O Supremo Tribunal Federal (STF) retoma nesta quinta-feira (9) o julgamento que definirá o modelo de eleição para o chamado mandato-tampão de governador e vice do Rio de Janeiro. A Corte vai decidir se a escolha deve ser feita por voto direto, pelo eleitorado, ou de forma indireta, pelos deputados da Assembleia Legislativa do Estado do Rio de Janeiro (Alerj), após a renúncia do governador Cláudio Castro (PL).

O caso envolve duas ações apresentadas pelo PSD: a Ação Direta de Inconstitucionalidade (ADI) 7942, relatada pelo ministro Luiz Fux, e a Reclamação 92644, sob relatoria do ministro Cristiano Zanin. Na sessão de quarta-feira (8), os ministros apresentaram opiniões divergentes. Fux defende eleição indireta, com votação secreta na Alerj, enquanto Zanin argumenta que a vacância tem natureza eleitoral e exige escolha direta pelo voto popular.

A disputa judicial decorre da renúncia de Cláudio Castro em 23 de março, um dia antes do julgamento do Tribunal Superior Eleitoral (TSE) que o tornou inelegível por abuso de poder político e econômico nas eleições de 2022. Com a saída do governador e a renúncia prévia do vice Thiago Pampolha, o Executivo estadual entrou em dupla vacância, desencadeando o impasse sobre o método de escolha do novo mandatário.

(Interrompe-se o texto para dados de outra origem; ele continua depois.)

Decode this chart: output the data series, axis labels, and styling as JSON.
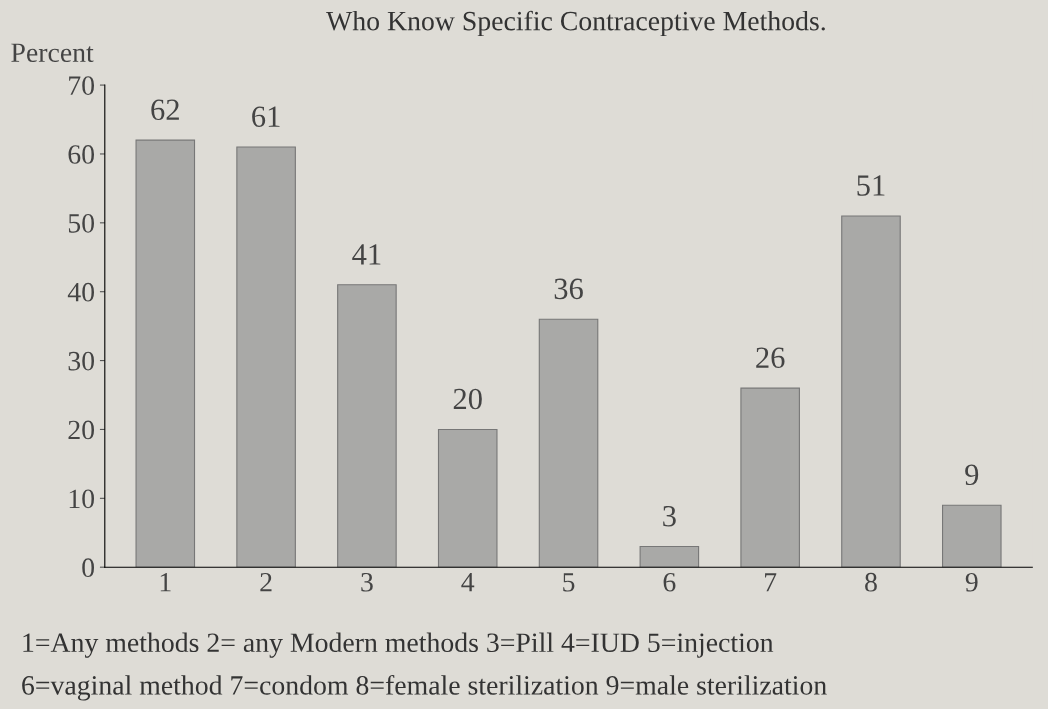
{
  "chart_data": {
    "type": "bar",
    "title": "Who Know Specific Contraceptive Methods.",
    "ylabel": "Percent",
    "categories": [
      "1",
      "2",
      "3",
      "4",
      "5",
      "6",
      "7",
      "8",
      "9"
    ],
    "values": [
      62,
      61,
      41,
      20,
      36,
      3,
      26,
      51,
      9
    ],
    "color": "#a9a9a7",
    "data_labels": true,
    "ylim": [
      0,
      70
    ],
    "yticks": [
      0,
      10,
      20,
      30,
      40,
      50,
      60,
      70
    ],
    "grid": false,
    "legend": false,
    "annotations": [
      "1=Any methods 2= any Modern methods 3=Pill 4=IUD 5=injection",
      "6=vaginal method 7=condom 8=female sterilization 9=male sterilization"
    ]
  }
}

Para Zanin, a renúncia de Castro não elimina o caráter eleitoral da vacância, pois houve tentativa de contornar a decisão do TSE. Já Fux argumenta que o TSE apenas declarou a inelegibilidade, sem cassar o mandato, e que a legislação estadual permite eleição indireta nos dois últimos anos do governo. O ministro também defende que a votação na Alerj seja secreta, afastando a necessidade de voto aberto.

O julgamento será retomado com o voto do ministro Flávio Dino, que poderá influenciar o resultado final sobre a forma de eleição para o mandato-tampão. A decisão terá impacto direto na organização política do estado do Rio de Janeiro e poderá estabelecer precedentes sobre como vacâncias em cargos executivos estaduais devem ser tratadas em situações semelhantes.